Pick a builder or ready-made agent
The category also includes infrastructure for people who build and test research or reinforcement-learning agents. MultiAgentes is a Python-based multi-agent simulation framework for concurrent agent collaboration, competition, and training across customisable environments. Multi Agent Simulation is another Python-based framework for creating and simulating AI-driven agents with customisable behaviours and environments. MARL-DPP implements multi-agent reinforcement learning with diversity via Determinantal Point Processes to encourage varied coordinated policies. These are not described as finished research assistants for an end user; they are better considered when your work involves defining behaviours, environments, collaboration, competition, or training. MiroFish sits closer to the application side while still using agent simulations to produce forecast reports. For a researcher or analyst who wants an answer, compare the ready-made agents and domain products first. For an engineer or lab team that needs to create scenarios, train agents, or study coordination, compare the Python frameworks and the level of customisation they expose. The listings do not provide details about APIs, runtime requirements, experiment logging, benchmarks, exports, or hosting, so those should be tested against your build and evaluation process.

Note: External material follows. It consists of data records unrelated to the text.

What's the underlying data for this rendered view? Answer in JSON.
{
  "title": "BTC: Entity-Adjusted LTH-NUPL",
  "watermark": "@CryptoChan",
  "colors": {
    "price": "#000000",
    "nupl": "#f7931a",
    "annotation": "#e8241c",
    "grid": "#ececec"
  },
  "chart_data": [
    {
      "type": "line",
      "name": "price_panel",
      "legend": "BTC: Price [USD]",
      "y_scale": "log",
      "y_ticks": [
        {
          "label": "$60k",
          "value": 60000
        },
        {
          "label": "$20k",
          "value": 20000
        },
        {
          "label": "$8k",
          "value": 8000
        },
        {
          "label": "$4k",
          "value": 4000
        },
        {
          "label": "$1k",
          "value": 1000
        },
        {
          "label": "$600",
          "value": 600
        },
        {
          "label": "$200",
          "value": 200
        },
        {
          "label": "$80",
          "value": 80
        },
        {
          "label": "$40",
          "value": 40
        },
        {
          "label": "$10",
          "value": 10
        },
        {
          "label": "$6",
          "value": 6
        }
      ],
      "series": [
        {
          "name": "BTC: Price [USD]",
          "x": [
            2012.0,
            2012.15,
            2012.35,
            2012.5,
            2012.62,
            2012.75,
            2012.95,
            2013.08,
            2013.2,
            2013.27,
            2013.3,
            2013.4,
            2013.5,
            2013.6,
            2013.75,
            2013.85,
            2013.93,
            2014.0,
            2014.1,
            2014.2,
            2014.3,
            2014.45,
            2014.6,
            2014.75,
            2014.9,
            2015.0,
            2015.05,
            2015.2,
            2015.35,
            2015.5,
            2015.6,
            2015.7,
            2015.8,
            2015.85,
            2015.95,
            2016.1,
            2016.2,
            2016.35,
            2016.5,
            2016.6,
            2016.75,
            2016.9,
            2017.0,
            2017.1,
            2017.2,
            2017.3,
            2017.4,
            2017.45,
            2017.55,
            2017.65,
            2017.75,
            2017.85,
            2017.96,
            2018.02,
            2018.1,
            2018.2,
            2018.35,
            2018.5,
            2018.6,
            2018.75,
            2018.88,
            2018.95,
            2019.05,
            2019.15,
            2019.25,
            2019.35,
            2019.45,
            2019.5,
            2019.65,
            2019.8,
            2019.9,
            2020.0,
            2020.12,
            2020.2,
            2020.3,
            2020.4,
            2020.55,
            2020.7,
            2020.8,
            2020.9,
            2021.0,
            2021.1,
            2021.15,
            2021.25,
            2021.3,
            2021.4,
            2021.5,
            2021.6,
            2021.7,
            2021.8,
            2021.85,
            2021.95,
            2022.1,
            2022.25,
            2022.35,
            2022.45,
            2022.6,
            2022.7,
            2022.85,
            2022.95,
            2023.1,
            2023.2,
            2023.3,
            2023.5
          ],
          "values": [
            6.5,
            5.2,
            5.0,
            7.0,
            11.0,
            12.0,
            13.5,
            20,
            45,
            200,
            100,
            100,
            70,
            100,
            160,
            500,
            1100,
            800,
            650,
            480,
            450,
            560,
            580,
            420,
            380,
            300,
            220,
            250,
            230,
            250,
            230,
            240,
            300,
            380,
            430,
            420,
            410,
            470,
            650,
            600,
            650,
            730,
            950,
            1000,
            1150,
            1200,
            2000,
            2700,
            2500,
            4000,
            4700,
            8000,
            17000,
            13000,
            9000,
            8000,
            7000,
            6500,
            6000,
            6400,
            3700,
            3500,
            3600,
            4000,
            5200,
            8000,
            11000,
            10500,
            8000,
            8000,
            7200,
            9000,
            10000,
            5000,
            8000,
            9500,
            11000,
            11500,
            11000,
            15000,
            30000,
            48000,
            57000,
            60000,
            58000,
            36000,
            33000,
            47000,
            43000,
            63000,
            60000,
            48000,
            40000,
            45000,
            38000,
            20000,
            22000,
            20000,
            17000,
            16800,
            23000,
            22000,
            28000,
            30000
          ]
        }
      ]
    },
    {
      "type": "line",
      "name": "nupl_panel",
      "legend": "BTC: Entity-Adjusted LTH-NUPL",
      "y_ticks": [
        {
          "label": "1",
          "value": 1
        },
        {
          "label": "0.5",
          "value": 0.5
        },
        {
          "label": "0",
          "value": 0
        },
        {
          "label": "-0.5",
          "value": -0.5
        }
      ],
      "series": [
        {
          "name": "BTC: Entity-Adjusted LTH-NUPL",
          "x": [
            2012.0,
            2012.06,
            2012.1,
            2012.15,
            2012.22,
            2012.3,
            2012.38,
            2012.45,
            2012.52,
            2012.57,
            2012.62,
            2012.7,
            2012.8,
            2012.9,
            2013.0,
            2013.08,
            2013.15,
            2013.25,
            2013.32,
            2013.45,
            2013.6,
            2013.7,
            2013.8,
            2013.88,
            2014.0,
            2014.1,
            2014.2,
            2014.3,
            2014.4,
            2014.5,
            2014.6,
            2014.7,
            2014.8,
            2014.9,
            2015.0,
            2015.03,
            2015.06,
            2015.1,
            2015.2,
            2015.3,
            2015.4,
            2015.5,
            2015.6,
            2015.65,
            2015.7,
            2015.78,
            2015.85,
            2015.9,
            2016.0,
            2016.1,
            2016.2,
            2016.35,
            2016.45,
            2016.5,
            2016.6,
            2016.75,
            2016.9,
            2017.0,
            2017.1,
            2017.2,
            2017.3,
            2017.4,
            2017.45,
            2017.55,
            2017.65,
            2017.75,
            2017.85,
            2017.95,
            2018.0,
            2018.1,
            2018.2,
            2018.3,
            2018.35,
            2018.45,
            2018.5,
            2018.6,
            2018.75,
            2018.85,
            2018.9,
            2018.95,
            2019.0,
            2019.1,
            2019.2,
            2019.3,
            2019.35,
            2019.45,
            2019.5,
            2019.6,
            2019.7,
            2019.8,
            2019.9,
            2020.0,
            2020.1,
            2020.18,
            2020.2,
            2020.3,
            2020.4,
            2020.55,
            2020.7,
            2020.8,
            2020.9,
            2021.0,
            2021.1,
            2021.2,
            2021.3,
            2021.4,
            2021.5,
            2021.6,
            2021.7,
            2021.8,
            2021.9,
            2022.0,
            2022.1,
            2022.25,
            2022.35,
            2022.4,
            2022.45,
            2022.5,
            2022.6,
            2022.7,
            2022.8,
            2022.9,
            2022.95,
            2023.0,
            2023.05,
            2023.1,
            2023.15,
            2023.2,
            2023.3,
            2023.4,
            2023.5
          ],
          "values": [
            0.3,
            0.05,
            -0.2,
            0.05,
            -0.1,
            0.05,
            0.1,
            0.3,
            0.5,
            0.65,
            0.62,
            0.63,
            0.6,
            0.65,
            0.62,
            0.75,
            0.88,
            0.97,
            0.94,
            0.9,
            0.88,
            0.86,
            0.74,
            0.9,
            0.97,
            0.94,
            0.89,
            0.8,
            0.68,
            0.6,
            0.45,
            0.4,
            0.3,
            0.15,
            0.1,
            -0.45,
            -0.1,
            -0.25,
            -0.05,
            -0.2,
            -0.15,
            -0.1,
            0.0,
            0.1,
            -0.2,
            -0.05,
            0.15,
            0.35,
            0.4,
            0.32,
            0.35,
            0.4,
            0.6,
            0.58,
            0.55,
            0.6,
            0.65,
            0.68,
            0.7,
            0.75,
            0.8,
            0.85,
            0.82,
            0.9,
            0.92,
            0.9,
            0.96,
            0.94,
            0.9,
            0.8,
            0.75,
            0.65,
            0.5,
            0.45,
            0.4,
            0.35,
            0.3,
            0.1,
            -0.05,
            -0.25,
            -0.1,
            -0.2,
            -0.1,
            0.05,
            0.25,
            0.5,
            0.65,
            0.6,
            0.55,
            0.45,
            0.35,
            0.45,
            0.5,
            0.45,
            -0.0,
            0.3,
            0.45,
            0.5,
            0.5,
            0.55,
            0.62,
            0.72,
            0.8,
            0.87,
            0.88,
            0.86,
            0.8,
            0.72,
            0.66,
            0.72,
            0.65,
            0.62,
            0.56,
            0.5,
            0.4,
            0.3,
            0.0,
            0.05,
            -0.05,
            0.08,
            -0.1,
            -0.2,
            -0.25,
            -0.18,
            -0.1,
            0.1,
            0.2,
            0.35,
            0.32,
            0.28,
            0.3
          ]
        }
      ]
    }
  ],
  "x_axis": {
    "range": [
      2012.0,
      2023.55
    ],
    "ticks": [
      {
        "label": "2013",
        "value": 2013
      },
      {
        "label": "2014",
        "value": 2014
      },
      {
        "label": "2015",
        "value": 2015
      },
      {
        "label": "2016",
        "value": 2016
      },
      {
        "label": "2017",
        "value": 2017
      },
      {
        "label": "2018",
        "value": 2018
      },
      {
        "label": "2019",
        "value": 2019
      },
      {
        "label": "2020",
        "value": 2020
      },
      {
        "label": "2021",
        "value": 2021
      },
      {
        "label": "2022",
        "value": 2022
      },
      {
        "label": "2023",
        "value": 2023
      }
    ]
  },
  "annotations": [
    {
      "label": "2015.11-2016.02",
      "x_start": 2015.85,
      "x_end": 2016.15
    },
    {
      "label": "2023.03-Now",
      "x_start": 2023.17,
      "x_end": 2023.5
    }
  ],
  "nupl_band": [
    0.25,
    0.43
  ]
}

Check delivery, limits, and cost
A research result is only useful if it can enter the rest of your work. Compare the expected output—report, graph view, forecast, source trail, analysis, decision support, or workflow result—with the formats your team can actually review and share. The product descriptions name outputs for MiroFish and Tracetify, and describe analysis or writing for several others, but they do not specify export formats, collaboration features, integrations, API access, retention, or permissions. Do not infer those from the word “platform.” Ask how long an investigation can run, how many documents or public sources it can handle, whether usage is metered, and whether simulation resolution or training runs have practical limits. Pricing is also not provided in these listings, so compare the stated commercial model directly on each product rather than assuming that an autonomous agent is subscription-based or that a Python framework is free to operate. A solo creator may prioritise natural-language setup in Refly.ai or personal memory in Macaron AI. A financial professional may start with Moody's Research Assistant; a property analyst with FutureHouse; a builder with MultiAgentes, Multi Agent Simulation, or MARL-DPP. Let the hand-off requirements decide the final shortlist.